Elle apparut enfin, sortant de sa chambre en arme et dans son insolente majesté. Les boucles altières de sa chevelure offraient le réconfort aux vivants qui, genou à terre et regard baissé, s'abandonnaient à elle en une profonde révérence. Cette traîne ondulée épongeait le sang sucré du champ de bataille et s'en délectait, étanchant sa soif de pouvoir enfantin. Elle ne laissait dans son sillage que tendresse et félicité. L'appartement entier n'était désormais que dévotion. Seule une polyphonie grandiose osait troubler le silence pour accompagner cette marche victorieuse.

 

Elle s'arrêta devant le manant-guerrier qui avait conduit la résistance à l'envahisseur en attendant sa venue. Une larme de honte coulant sur sa joue trompait sa totale déférence : il n'avait pu sauver tout le village, il n'avait pu éviter les morts, il avait failli ! Sa force n'avait su égaler son courage. Son désespoir était un gouffre insondable, il n'attendait plus que la mort, pût sa Majesté exécuter la sentence.

 

La souveraine, qui avait le quart de son âge et mesurait un peu plus de la moitié de sa taille, brandit son épée molle et en dirigea la pointe vers le levant.
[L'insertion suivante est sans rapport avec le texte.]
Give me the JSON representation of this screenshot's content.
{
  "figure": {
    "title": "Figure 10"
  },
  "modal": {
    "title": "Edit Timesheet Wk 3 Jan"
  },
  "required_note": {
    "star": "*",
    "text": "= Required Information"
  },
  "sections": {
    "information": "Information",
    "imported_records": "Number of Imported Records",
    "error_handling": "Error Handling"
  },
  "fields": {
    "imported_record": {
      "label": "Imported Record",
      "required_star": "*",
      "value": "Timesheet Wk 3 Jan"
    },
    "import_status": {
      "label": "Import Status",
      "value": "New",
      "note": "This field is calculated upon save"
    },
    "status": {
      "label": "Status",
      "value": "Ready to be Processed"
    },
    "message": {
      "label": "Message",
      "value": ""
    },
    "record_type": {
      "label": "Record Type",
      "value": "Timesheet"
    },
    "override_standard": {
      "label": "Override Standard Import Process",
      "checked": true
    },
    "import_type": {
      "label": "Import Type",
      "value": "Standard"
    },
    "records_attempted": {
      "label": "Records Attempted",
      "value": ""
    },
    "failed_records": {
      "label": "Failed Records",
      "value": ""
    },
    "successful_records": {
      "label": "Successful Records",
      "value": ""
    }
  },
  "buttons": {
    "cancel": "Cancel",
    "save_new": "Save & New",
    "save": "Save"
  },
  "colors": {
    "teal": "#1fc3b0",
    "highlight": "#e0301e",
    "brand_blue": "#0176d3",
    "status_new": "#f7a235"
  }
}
S'il ne restait au paysan que cet instant baigné de lumière à vivre il n'en fut, de sa misérable vie, jamais de plus beau. La noblesse de l'arme devait alors rencontrer la tendresse magnanime du cœur d'enfant de la reine. La lame, en un délicat arpège se posa sur la tête puis sur chacune des épaules de celui qui était désormais chevalier. La colée, étonnament puissante, assénée par sa suzeraine le surprit et le fit tomber à la renverse. Dans la chute, il ne fut jamais de père aussi heureux : sa fille venait de l'abouber."